Allée JEAN FOUREST (Juvisy, école Tomi Ungerer)
(Le Parisien, 19 avril 2004)
DANS SES MAINS tremblantes, Jean Fourest tient un petit papier bleu usé. Dessus, on peut lire ces quelques mots écrits au crayon de papier : « Sommes tous sains et saufs, maison presque détruite. » Ce télégramme que ses parents lui ont envoyé le 19 avril 1944 au matin reste pour lui « le document le plus précieux ».
À 80 ans, cet habitant de Juvisy-sur-Orge a participé hier avec émotion aux commémorations du 60e anniversaire du bombardement de la gare de triage de Juvisy par les Anglais.
En 1944, la famille Fourest habitait un petit pavillon rue de la Paix. Jean avait 20 ans et étudiait le droit en province. Cette nuit noire d'avril, il l'a passée loin de ses parents. « Ce mardi-là, confie-t-il, j'avais comme un pressentiment. J'ai prévenu mon père qui a mis mes sœurs à l'abri chez de la famille. » À Juvisy, les habitants redoutaient l'attaque depuis plusieurs jours. Les Alliés préparaient le Débarquement et les gares de Trappes et Villeneuve-Saint-Georges avaient déjà été bombardées pour ralentir l'avancée des Allemands.
Dans la soirée du 18 avril, le grondement de plus de deux cents avions se fait entendre. À 23 heures, l'alerte est donnée. Les Anglais sont là ! Les habitants courent se réfugier hors de la ville, dans des abris aménagés dans les jardins ou dans des pièces louées pour l'occasion dans les communes voisines. Pendant quarante minutes, les Anglais vont lâcher 2 500 bombes. Les premiers atteindront immédiatement leur objectif : la gare de Juvisy, baptisée à l'époque « la plus grande du monde » avec sa zone de triage, ses halles de déchargement, ses dépôts de machines à vapeur et ses ateliers de réparation.

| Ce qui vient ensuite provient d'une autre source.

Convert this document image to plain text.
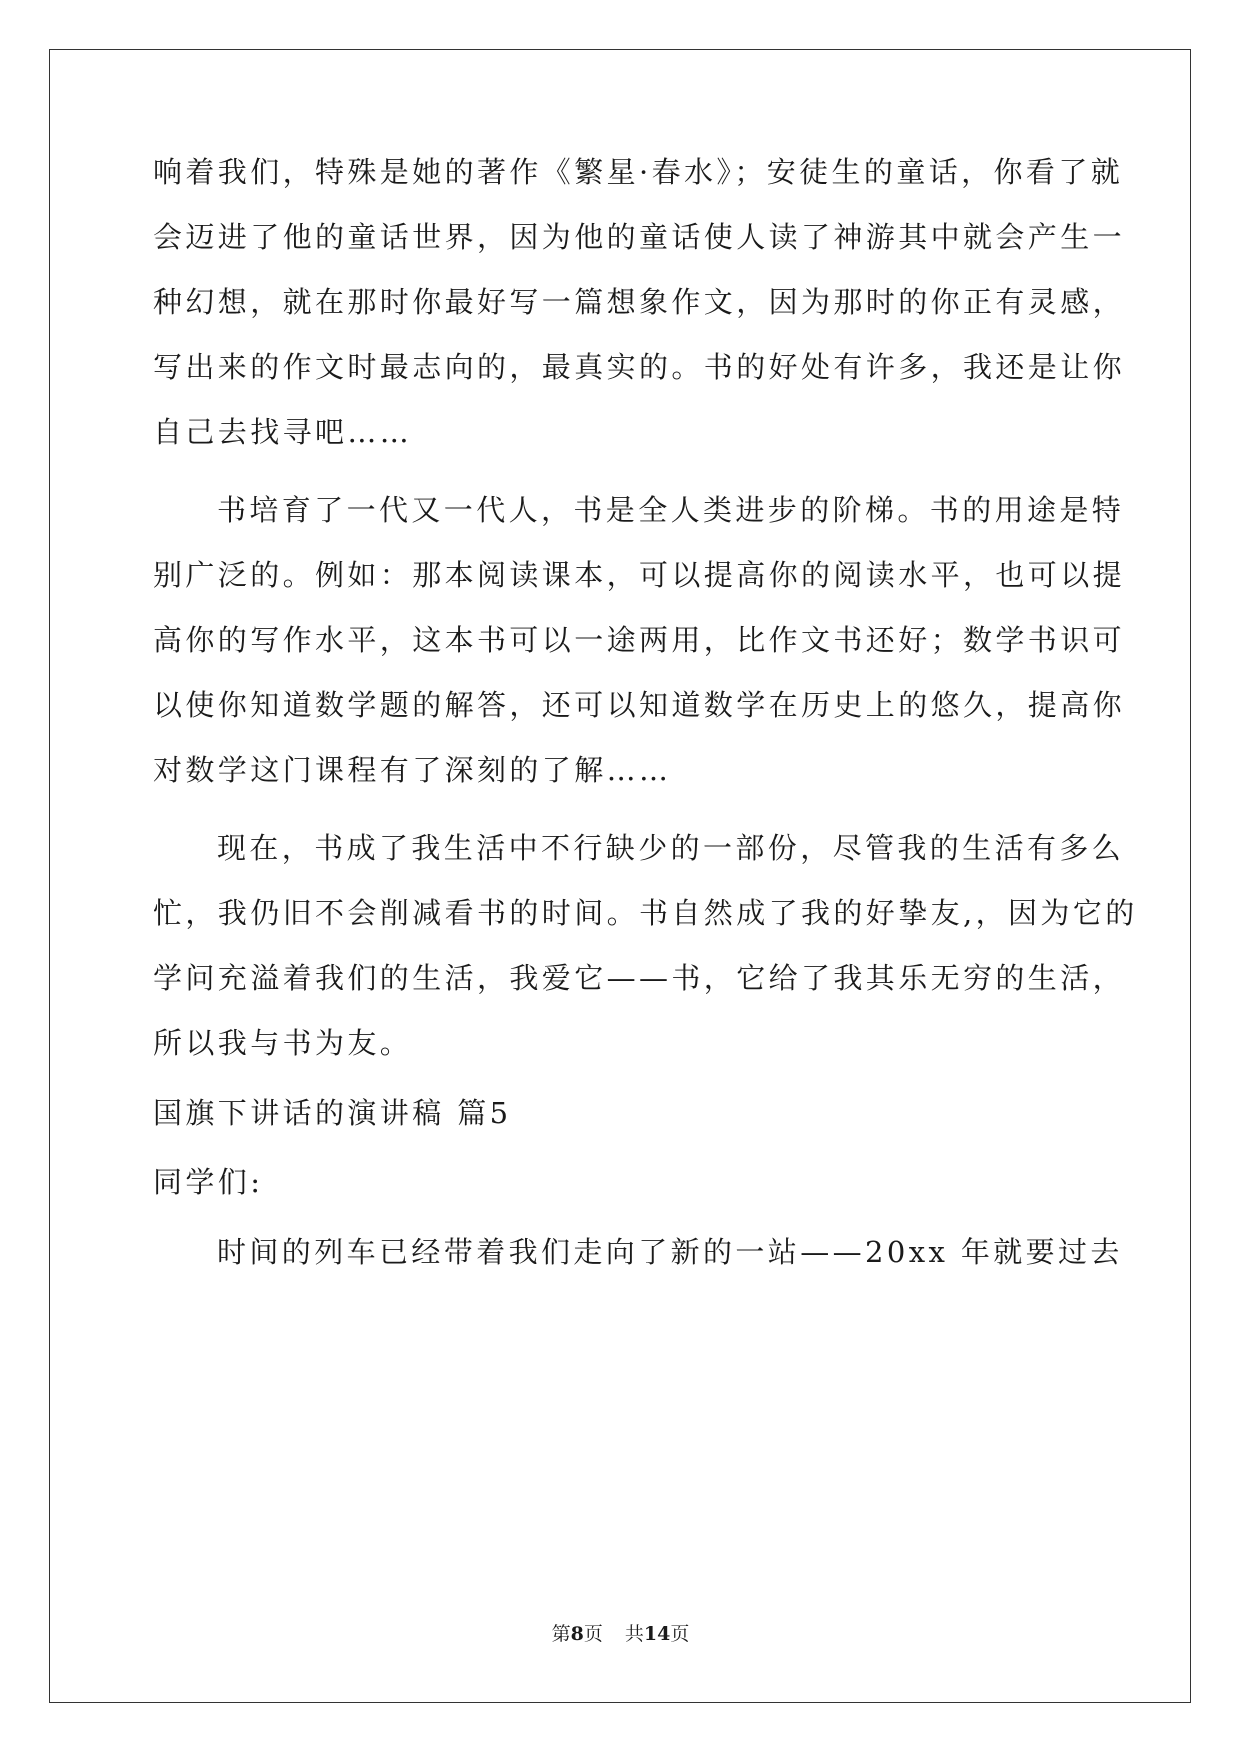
响着我们，特殊是她的著作《繁星·春水》；安徒生的童话，你看了就
会迈进了他的童话世界，因为他的童话使人读了神游其中就会产生一
种幻想，就在那时你最好写一篇想象作文，因为那时的你正有灵感，
写出来的作文时最志向的，最真实的。书的好处有许多，我还是让你
自己去找寻吧……
书培育了一代又一代人，书是全人类进步的阶梯。书的用途是特
别广泛的。例如：那本阅读课本，可以提高你的阅读水平，也可以提
高你的写作水平，这本书可以一途两用，比作文书还好；数学书识可
以使你知道数学题的解答，还可以知道数学在历史上的悠久，提高你
对数学这门课程有了深刻的了解……
现在，书成了我生活中不行缺少的一部份，尽管我的生活有多么
忙，我仍旧不会削减看书的时间。书自然成了我的好挚友,，因为它的
学问充溢着我们的生活，我爱它——书，它给了我其乐无穷的生活，
所以我与书为友。
国旗下讲话的演讲稿 篇5
同学们:
时间的列车已经带着我们走向了新的一站——20xx 年就要过去
第8页 共14页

Plus de trois cents morts. « Les Alliés ont testé pour la première fois la méthode des marqueurs, explique Jean Fourest. Deux avions ont rasé le sol pour déposer des balises et délimiter la zone à bombarder. D'autres appareils ont ensuite largué des parachutes éclairant. On y voyait comme en plein jour ! Puis, avec la fumée et les nuages de poussière, les Anglais ont eu du mal à viser, et les bombes sont tombés sur le Val d'Athis. Le drame, c'est que beaucoup de bombes étaient à retardement. Elles ont explosé à l'arrivée des secours. »
L'attaque fera près de six cents victimes dont plus de trois cent morts. Des centaines de maison et d'immeubles seront rasés. À Juvisy, le château est rayé de la carte à jamais, le marché couvert et l'école Saint-Charles sont éventrés. À Athis-Mons, le quartier du Val est meurtri et la nef de l'église a été touchée par un wagon projeté à deux cents mètres. « Il y a eu de vrais drames, poursuit Jean Fourest.
La mairie, où l'état-major des pompiers s'était réuni, a été détruite par une bombe à retardement. Le seul pompier retrouvé vivant dans les décombres a perdu toute sa famille. »
À Juvisy, l'église aux vitraux soufflés a servi de morgue. Les obsèques ont été célébrées quatre ou cinq jours plus tard par l'évêque de Versailles. « Il y a eu d'autres bombardements les semaines suivantes, souligne Jean Fourest, devenu par la suite employé à la SNCF. Mais celui-ci fut le plus terrible. Il a fait partir des centaines d'habitants et changé à jamais la configuration des deux villes.